Mariska Hargitay (Detective Benson on Law & Order: SVU) is on the cover of More magazine this month with the quote "My life began at 30 and took off at 40." I'm starting to think my life might be trending the same way.

I didn't think much of turning 30. No panic attacks. No excitement. To me, age is arbitrary. It tells you only that someone's been around for some length of time. I used to think age was a big deal. I had PLANS and they all related to my age. By 21 meet the man of my dreams and get engaged. By 25 have at least one kid and a rocking career. By 30, take over the world.

None of that has happened. I'm 30 and I'm single - never been married. I don't have any kids. If I have one in the next 9 months, run into hiding because we're about to have another Immaculate Conception and you know that means the end of the world if *I* am the bearer of that child. I don't have a career, I have a job.

For a while, the fact that I had apparently failed at my life bothered me. No, I didn't get engaged in college - I barely dated anyone. I haven't been married - but I've been engaged twice. Of course, it was to the same guy and he turned out to be an abusive ass. I don't have any kids, but sweet God, I have no idea how I'd been feeding them if I did. My plans for world domination might be proceeding, but if I told you that, I'd have to kill you.

However, when I focus on what I have done, I'm pleased with my life. I moved all the way across the country, to a city where I knew only one person. I graduated from law school when I was 25 and was recruited to work on a death penalty case. When we got the conviction and death sentence, I was 28. How many 28 year-old lawyers can say that they played a significant role in a capital murder case?

I started a master's program while working on that case and went to school full-time while we were in trial, working 80 hours per week. I completed the coursework for my MA and a certificate in crime analysis just after turning 29. I took the comprehensive exam to complete the MA this October and expect to graduate in December, just 3 months after turning 30.
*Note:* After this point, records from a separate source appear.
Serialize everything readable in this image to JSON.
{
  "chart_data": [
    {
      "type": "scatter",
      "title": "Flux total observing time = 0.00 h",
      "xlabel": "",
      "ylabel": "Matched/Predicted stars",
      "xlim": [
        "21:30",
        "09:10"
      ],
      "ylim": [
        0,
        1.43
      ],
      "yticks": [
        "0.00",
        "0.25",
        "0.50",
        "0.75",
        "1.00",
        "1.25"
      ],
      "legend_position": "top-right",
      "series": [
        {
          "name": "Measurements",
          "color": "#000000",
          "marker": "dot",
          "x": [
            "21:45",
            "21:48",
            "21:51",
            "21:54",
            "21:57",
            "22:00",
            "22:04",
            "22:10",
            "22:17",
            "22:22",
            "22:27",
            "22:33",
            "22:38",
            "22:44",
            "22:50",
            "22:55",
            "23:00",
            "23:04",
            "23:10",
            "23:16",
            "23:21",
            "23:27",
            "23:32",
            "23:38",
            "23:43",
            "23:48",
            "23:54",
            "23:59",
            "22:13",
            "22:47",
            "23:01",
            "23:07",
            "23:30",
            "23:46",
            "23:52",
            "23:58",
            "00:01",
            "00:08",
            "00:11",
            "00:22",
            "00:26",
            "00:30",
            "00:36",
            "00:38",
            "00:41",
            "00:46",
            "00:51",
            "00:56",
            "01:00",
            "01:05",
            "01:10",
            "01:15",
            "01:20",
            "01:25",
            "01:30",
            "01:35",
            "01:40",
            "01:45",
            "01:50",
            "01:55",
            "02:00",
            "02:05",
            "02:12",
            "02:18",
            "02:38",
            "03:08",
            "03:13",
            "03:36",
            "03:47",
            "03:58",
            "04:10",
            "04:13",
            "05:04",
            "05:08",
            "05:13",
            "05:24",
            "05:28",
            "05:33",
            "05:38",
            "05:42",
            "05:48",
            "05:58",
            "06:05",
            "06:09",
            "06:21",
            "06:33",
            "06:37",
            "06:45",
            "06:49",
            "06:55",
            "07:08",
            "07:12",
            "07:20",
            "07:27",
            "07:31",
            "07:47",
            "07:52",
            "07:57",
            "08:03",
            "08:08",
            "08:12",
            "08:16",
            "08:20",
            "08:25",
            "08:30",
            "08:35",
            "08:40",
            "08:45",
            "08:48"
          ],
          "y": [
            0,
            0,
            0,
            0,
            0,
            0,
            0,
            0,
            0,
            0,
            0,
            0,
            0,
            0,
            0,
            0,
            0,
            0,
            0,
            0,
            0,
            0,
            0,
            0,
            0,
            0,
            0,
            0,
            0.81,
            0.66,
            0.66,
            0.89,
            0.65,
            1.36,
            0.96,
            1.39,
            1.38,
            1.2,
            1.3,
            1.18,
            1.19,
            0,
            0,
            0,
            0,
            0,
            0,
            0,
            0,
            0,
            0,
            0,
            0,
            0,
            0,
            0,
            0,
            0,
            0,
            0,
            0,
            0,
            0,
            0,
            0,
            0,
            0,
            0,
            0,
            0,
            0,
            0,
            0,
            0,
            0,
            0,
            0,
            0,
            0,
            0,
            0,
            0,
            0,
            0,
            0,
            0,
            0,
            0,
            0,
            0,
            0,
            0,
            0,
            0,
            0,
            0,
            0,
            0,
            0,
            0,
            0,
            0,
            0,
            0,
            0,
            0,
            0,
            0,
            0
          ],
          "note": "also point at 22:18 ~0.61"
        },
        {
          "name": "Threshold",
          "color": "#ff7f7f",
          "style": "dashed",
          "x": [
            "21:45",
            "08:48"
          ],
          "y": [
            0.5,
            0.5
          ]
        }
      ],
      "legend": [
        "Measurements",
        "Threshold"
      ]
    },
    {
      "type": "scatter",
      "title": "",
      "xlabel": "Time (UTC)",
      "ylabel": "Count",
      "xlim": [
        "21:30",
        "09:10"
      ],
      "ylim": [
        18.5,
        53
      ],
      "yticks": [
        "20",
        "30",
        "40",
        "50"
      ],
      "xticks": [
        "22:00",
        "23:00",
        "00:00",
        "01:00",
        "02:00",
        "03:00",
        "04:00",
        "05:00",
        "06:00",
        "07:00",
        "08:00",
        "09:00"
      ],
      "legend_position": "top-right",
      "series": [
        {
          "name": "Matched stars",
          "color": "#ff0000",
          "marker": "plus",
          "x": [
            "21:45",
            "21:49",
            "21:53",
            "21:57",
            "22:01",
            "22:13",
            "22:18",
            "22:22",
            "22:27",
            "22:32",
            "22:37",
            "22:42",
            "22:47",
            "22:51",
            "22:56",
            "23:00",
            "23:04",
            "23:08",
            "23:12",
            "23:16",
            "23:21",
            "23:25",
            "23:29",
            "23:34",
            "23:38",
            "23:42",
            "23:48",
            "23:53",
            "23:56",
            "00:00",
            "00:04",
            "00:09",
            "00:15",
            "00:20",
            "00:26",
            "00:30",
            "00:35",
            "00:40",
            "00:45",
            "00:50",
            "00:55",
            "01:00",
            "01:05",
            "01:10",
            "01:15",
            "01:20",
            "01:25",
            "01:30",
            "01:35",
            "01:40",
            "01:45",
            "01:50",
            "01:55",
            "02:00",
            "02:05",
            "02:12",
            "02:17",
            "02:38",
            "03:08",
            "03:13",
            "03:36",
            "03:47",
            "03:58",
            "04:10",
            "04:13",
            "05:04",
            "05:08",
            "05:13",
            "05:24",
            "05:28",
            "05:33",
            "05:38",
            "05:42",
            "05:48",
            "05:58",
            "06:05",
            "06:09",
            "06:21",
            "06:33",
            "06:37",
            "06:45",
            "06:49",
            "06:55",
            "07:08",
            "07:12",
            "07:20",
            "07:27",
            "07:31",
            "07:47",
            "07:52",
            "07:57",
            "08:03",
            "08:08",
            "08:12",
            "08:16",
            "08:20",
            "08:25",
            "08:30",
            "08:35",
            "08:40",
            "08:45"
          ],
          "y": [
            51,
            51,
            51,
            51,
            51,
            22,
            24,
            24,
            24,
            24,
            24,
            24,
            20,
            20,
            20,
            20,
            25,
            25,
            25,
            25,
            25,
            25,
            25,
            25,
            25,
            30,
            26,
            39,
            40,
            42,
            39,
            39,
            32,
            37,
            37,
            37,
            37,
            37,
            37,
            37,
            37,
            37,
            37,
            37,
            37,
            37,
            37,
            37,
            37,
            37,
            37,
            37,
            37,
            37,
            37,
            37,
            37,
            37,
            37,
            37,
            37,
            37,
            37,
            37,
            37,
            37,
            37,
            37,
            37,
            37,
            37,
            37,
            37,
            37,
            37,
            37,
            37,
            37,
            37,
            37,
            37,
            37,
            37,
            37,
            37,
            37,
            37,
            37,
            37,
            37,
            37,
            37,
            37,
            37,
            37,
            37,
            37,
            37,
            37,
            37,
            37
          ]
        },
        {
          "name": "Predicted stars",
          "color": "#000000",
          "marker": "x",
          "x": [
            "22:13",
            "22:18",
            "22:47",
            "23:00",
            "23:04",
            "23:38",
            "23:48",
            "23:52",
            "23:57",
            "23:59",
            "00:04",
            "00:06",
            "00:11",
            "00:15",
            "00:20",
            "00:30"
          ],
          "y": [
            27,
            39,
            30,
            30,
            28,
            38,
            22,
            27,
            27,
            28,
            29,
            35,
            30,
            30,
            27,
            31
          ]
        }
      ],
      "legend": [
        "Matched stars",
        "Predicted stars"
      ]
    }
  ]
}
I took my first trip out of the country and I can't wait to go again. I have no idea why I hadn't wanted to trek out before 2009, but I'm so glad I finally went. (In case you're reading this, thanks Mom! She funded the trip.)

By pretty much any standard, My 20s were a productive time. I believe I was meant to do all of it. But in a lot of ways, it didn't feel like my LIFE. It's been like playing a sport or an instrument because someone else told you to, rather than you doing it because you're driven to do it. I took ballet lessons  for 8 or 9 years because my mom wanted me to. I did it, but you could tell my heart wasn't in it.

And now, at 30, I'm making my life happen rather than waiting to see what comes to me. I'm deciding what I want and striving for it. I've met a lot of people and experienced a lot of shit over the last 10 years and it's all influenced who I am today. I love myself more now than I ever have before and that's obviously a big deal.

The thing is, my life couldn't start until I loved myself enough to live it.

1 comment:

Anonymous said...

I feel the same way in many respects re: my 30th. I think you have to know who you are before you can be truly autonomous and pursue the life YOU want. Like you, it took me until around 29/30 before I met that milestone. Although it seems late, it could be worse. I know a lot of people - many of whom I worked with - who are nearing retirement and just figuring out that they lived someone else's life. That is sad. So, now that you've figured out who you are and want you want, go get it! It's time to start living.